Riccardo Puglisi
Una firma di tutto riposo
8 Dicembre Dic 2011 2147 08 dicembre 2011

Che pensa Monti degli immobili?

A parte l’intervento strutturale sulle pensioni, è evidente che il governo Monti faccia cassa sulla parte immobiliare della ricchezza degli italiani: con l’entrata in vigore anticipata dell’IMU viene reintrodotta l’imposizione sulla prima casa e fortemente appesantito il carico fiscale sulle seconde case e terze case. L’elemento meno noto è il regime apparentemente differenziato per le case date in affitto.

L’articolo 13 del decreto legge che contiene la manovra Monti specifica che per le abitazioni (gruppo catastale A) e per le loro pertinenze (cantine, garage e posti auto) il moltiplicatore della rendita catastale attraverso cui si calcola la base imponibile per l’IMU passa da 100 a 160, ovvero c’è un aumento netto del 60%. Sulla prima casa l’aliquota è fissata al 4 per mille –con una franchigia di 200 euro- ma i comuni possono aumentarla o diminuirla di un altro 2 per mille. L’aliquota di base (cioè per immobili diversi dalla prima casa) è fissata allo 7,6 per mille, e ancora una volta i comuni possono variarla al rialzo o al ribasso al massimo per un 3 per mille, ovvero la forchetta di aliquote possibili va dal 4,6 per mille al 10,6 per mille.

Il comma 9 prevede un trattamento differenziato per gli immobili dati in affitto e per gli immobili posseduti da società, in quanto i comuni possono abbassare l’aliquota di base fino al 4 per mille. Un primo punto non chiaro (forse soltanto a me perché non sono giurista) è se questa norma deroghi al punto precedente, ovvero se nel caso di immobili locati o posseduti da società i comuni possono soltanto abbassare l’aliquota e non alzarla. In caso contrario il miglior trattamento per gli immobili in questione è dato soltanto da un minimo più basso (4 per mille) rispetto al caso generale (4,6 per mille) e non anche dall'impossibilità di aliquota più alta rispetto a quella base.

Alcune riflessioni sul tema:

1) un regime fiscale differenziato tra seconde case e immobili affittati (a sfavore delle prime) potrebbe funzionare da “carota” per rendere meno appetibili gli affitti in nero, in quanto per godere di un’aliquota più bassa bisognerebbe verosimilmente dimostrare l’esistenza di un contratto regolare d’affitto.
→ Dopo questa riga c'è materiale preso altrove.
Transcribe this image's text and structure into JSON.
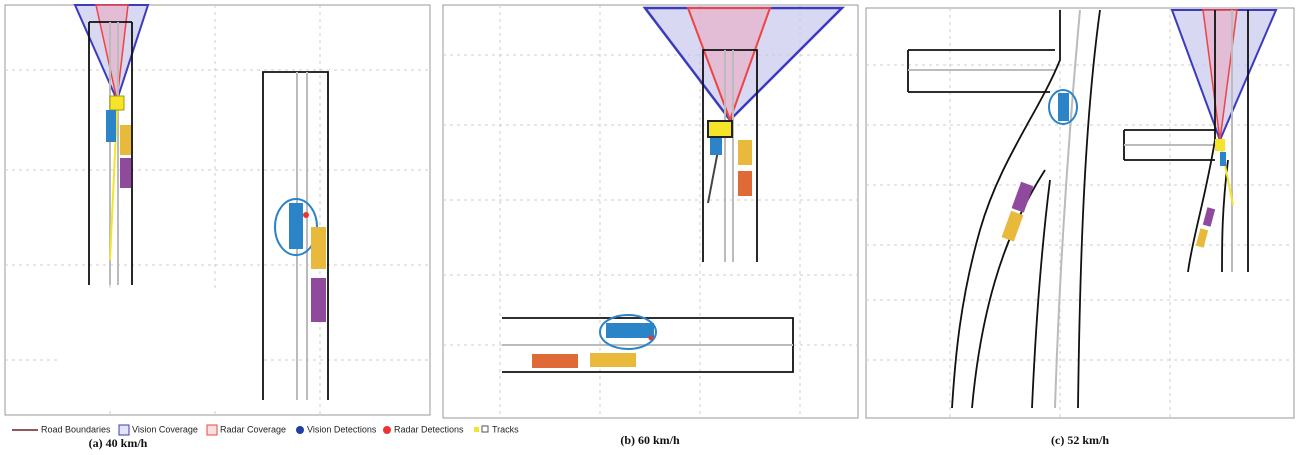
{
  "legend": {
    "items": [
      "Road Boundaries",
      "Vision Coverage",
      "Radar Coverage",
      "Vision Detections",
      "Radar Detections",
      "Tracks"
    ]
  },
  "captions": [
    "(a) 40 km/h",
    "(b) 60 km/h",
    "(c) 52 km/h"
  ]
}
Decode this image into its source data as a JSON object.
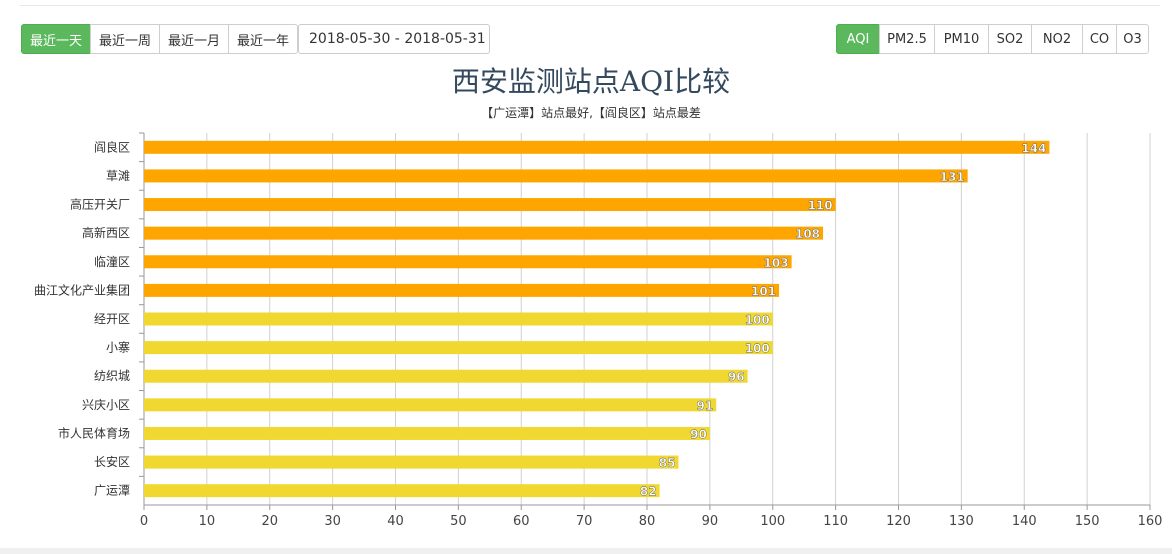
{
  "range_buttons": [
    {
      "label": "最近一天",
      "active": true
    },
    {
      "label": "最近一周",
      "active": false
    },
    {
      "label": "最近一月",
      "active": false
    },
    {
      "label": "最近一年",
      "active": false
    }
  ],
  "date_range": "2018-05-30 - 2018-05-31",
  "pollutant_buttons": [
    {
      "label": "AQI",
      "active": true
    },
    {
      "label": "PM2.5",
      "active": false
    },
    {
      "label": "PM10",
      "active": false
    },
    {
      "label": "SO2",
      "active": false
    },
    {
      "label": "NO2",
      "active": false
    },
    {
      "label": "CO",
      "active": false
    },
    {
      "label": "O3",
      "active": false
    }
  ],
  "colors": {
    "orange": "#fea500",
    "yellow": "#f0d830",
    "active_green": "#5cb85c",
    "grid": "#d0d0d0"
  },
  "chart_data": {
    "type": "bar",
    "orientation": "horizontal",
    "title": "西安监测站点AQI比较",
    "subtitle": "【广运潭】站点最好,【阎良区】站点最差",
    "categories": [
      "阎良区",
      "草滩",
      "高压开关厂",
      "高新西区",
      "临潼区",
      "曲江文化产业集团",
      "经开区",
      "小寨",
      "纺织城",
      "兴庆小区",
      "市人民体育场",
      "长安区",
      "广运潭"
    ],
    "values": [
      144,
      131,
      110,
      108,
      103,
      101,
      100,
      100,
      96,
      91,
      90,
      85,
      82
    ],
    "bar_levels": [
      "orange",
      "orange",
      "orange",
      "orange",
      "orange",
      "orange",
      "yellow",
      "yellow",
      "yellow",
      "yellow",
      "yellow",
      "yellow",
      "yellow"
    ],
    "xlim": [
      0,
      160
    ],
    "xticks": [
      0,
      10,
      20,
      30,
      40,
      50,
      60,
      70,
      80,
      90,
      100,
      110,
      120,
      130,
      140,
      150,
      160
    ],
    "grid": true
  }
}
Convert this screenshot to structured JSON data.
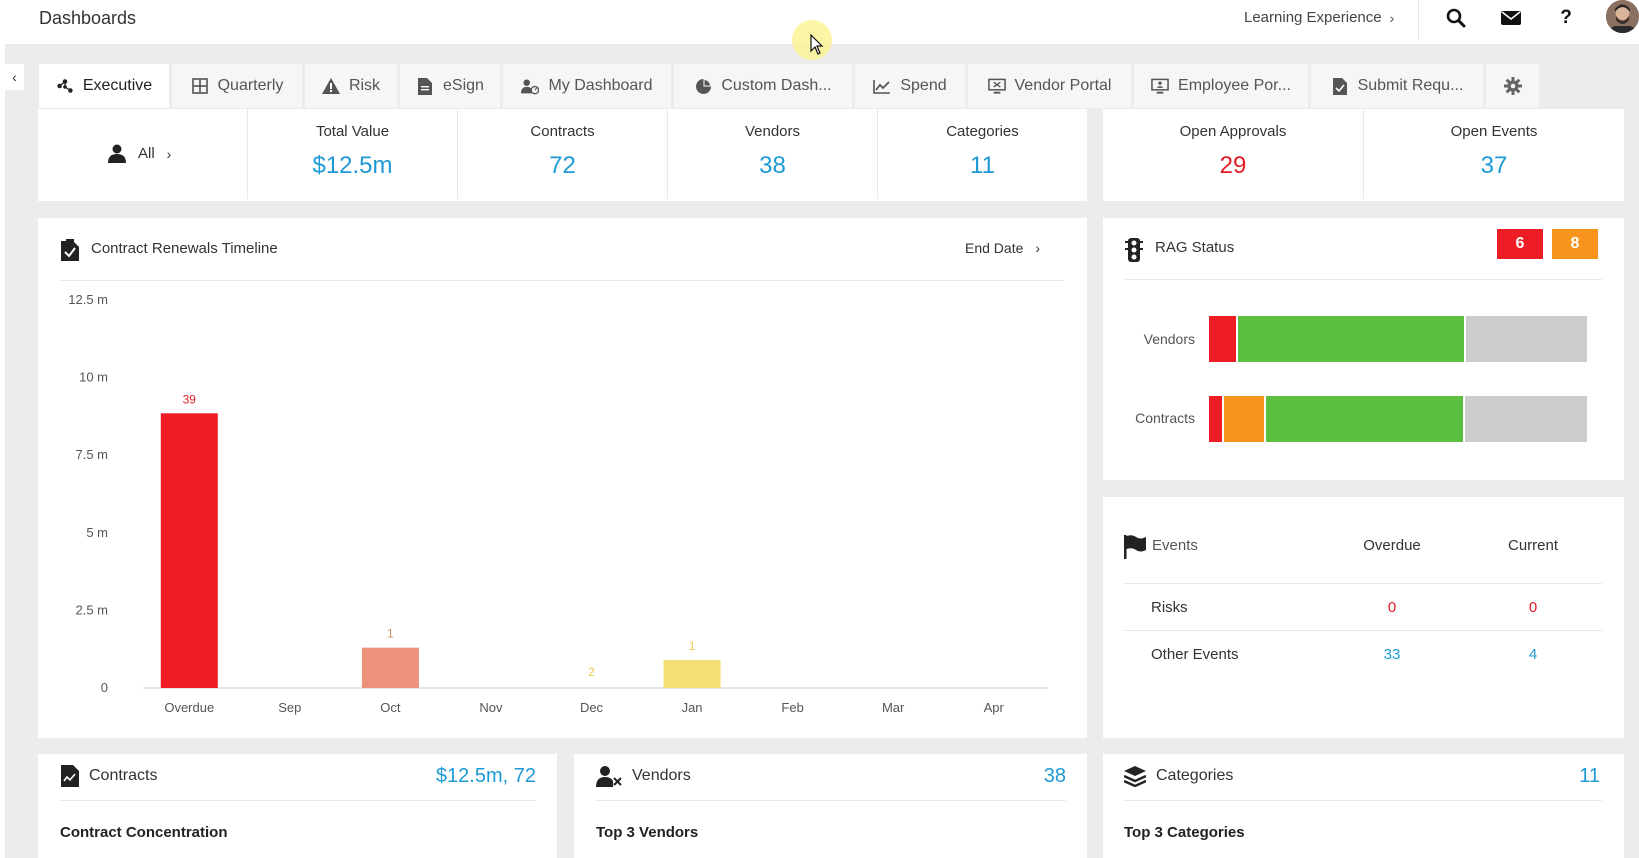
{
  "header": {
    "title": "Dashboards",
    "learning_label": "Learning Experience"
  },
  "tabs": [
    {
      "label": "Executive",
      "icon": "network-icon"
    },
    {
      "label": "Quarterly",
      "icon": "grid-icon"
    },
    {
      "label": "Risk",
      "icon": "warning-icon"
    },
    {
      "label": "eSign",
      "icon": "document-icon"
    },
    {
      "label": "My Dashboard",
      "icon": "user-gauge-icon"
    },
    {
      "label": "Custom Dash...",
      "icon": "pie-icon"
    },
    {
      "label": "Spend",
      "icon": "trend-icon"
    },
    {
      "label": "Vendor Portal",
      "icon": "monitor-icon"
    },
    {
      "label": "Employee Por...",
      "icon": "screen-user-icon"
    },
    {
      "label": "Submit Requ...",
      "icon": "form-icon"
    }
  ],
  "stats": {
    "filter_label": "All",
    "total_value_label": "Total Value",
    "total_value": "$12.5m",
    "contracts_label": "Contracts",
    "contracts": "72",
    "vendors_label": "Vendors",
    "vendors": "38",
    "categories_label": "Categories",
    "categories": "11",
    "open_approvals_label": "Open Approvals",
    "open_approvals": "29",
    "open_events_label": "Open Events",
    "open_events": "37"
  },
  "renewals": {
    "title": "Contract Renewals Timeline",
    "sort_label": "End Date"
  },
  "chart_data": {
    "type": "bar",
    "categories": [
      "Overdue",
      "Sep",
      "Oct",
      "Nov",
      "Dec",
      "Jan",
      "Feb",
      "Mar",
      "Apr"
    ],
    "values": [
      8.85,
      0,
      1.3,
      0,
      0,
      0.9,
      0,
      0,
      0
    ],
    "counts": [
      "39",
      "",
      "1",
      "",
      "2",
      "1",
      "",
      "",
      ""
    ],
    "colors": [
      "#ee1c25",
      "",
      "#ec917a",
      "",
      "#f3d96a",
      "#f5de72",
      "",
      "",
      ""
    ],
    "count_colors": [
      "#e31b23",
      "",
      "#d98a5e",
      "",
      "#e8c84e",
      "#e8c84e",
      "",
      "",
      ""
    ],
    "yticks": [
      "0",
      "2.5 m",
      "5 m",
      "7.5 m",
      "10 m",
      "12.5 m"
    ],
    "ylim": [
      0,
      12.5
    ]
  },
  "rag": {
    "title": "RAG Status",
    "badge_red": "6",
    "badge_amber": "8",
    "vendors_label": "Vendors",
    "contracts_label": "Contracts",
    "vendors_segments": [
      {
        "color": "#ee1c25",
        "fraction": 0.078
      },
      {
        "color": "#5bbf3f",
        "fraction": 0.602
      },
      {
        "color": "#cccccc",
        "fraction": 0.32
      }
    ],
    "contracts_segments": [
      {
        "color": "#ee1c25",
        "fraction": 0.04
      },
      {
        "color": "#f7941d",
        "fraction": 0.11
      },
      {
        "color": "#5bbf3f",
        "fraction": 0.528
      },
      {
        "color": "#cccccc",
        "fraction": 0.322
      }
    ]
  },
  "events": {
    "title": "Events",
    "overdue_label": "Overdue",
    "current_label": "Current",
    "risks_label": "Risks",
    "risks_overdue": "0",
    "risks_current": "0",
    "other_label": "Other Events",
    "other_overdue": "33",
    "other_current": "4"
  },
  "bottom": {
    "contracts_title": "Contracts",
    "contracts_value": "$12.5m, 72",
    "contracts_sub": "Contract Concentration",
    "vendors_title": "Vendors",
    "vendors_value": "38",
    "vendors_sub": "Top 3 Vendors",
    "categories_title": "Categories",
    "categories_value": "11",
    "categories_sub": "Top 3 Categories"
  },
  "colors": {
    "accent_blue": "#1d9ad6",
    "red": "#e31b23",
    "amber": "#f7941d"
  }
}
Ma al momento la carota sembra davvero miserella.

2) Il fatto che le scelte sulle aliquote vengano demandate ai comuni mi sembra un buon esempio di federalismo fiscale, in quanto le amministrazioni comunali hanno margini di scelta e possono essere giudicate dagli elettori sulla base di queste scelte. È verosimile che i comuni tengano presente che un’imposta IMU troppo elevata sugli immobili dati in affitto si traduca nel tempo in un rincaro sugli affitti (traslazione in avanti dell’imposta) oppure in un calo dei valori di mercato degli immobili stessi. Dall’altra parte un’aliquota più elevata dovrebbe finanziare un livello superiore dei servizi pubblici, sia in termini di qualità che di quantità. Più imposte e più servizi pubblici, oppure meno imposte e meno servizi pubblici: questa è la scelta-base del federalismo fiscale.

3) Gli italiani possono avere una particolare predilezione per l’investimento immobiliare, ma pur sempre di investimento si tratta. Se “il mattone” subisce un appesantimento del carico fiscale, nel breve termine il suo rendimento si abbassa. Ma nel lungo termine i rendimenti per attività che hanno lo stesso livello di rischio dovrebbero essere simili: data la stangata più pesante sul settore immobiliare che su quello finanziario, tale “somiglianza di rendimenti” è possibile soltanto se il livello degli affitti cresce oppure il prezzo delle case scende (i nuovi acquirenti comprano ad un prezzo più basso a parità di affitti futuri, dunque il rendimento futuro cresce). La domanda è la seguente: è dunque vero che il governo Monti reputa eccessiva la predisposizione degli italiani per gli investimenti immobiliari, a scapito di investimenti finanziari e produttivi? La presenza contemporanea nel decreto Monti di una tassazione favorevole sugli incrementi di capitale delle imprese (cosiddetta ACE) e dell’aggravio dell’ICI/IMU fa sospettare che questo sia il pensiero collettivo del governo o del suo presidente. Se è così, parole più esplicite sarebbero gradite, insieme ad una normativa di complemento che abbassi i costi sulle transazioni immobiliari.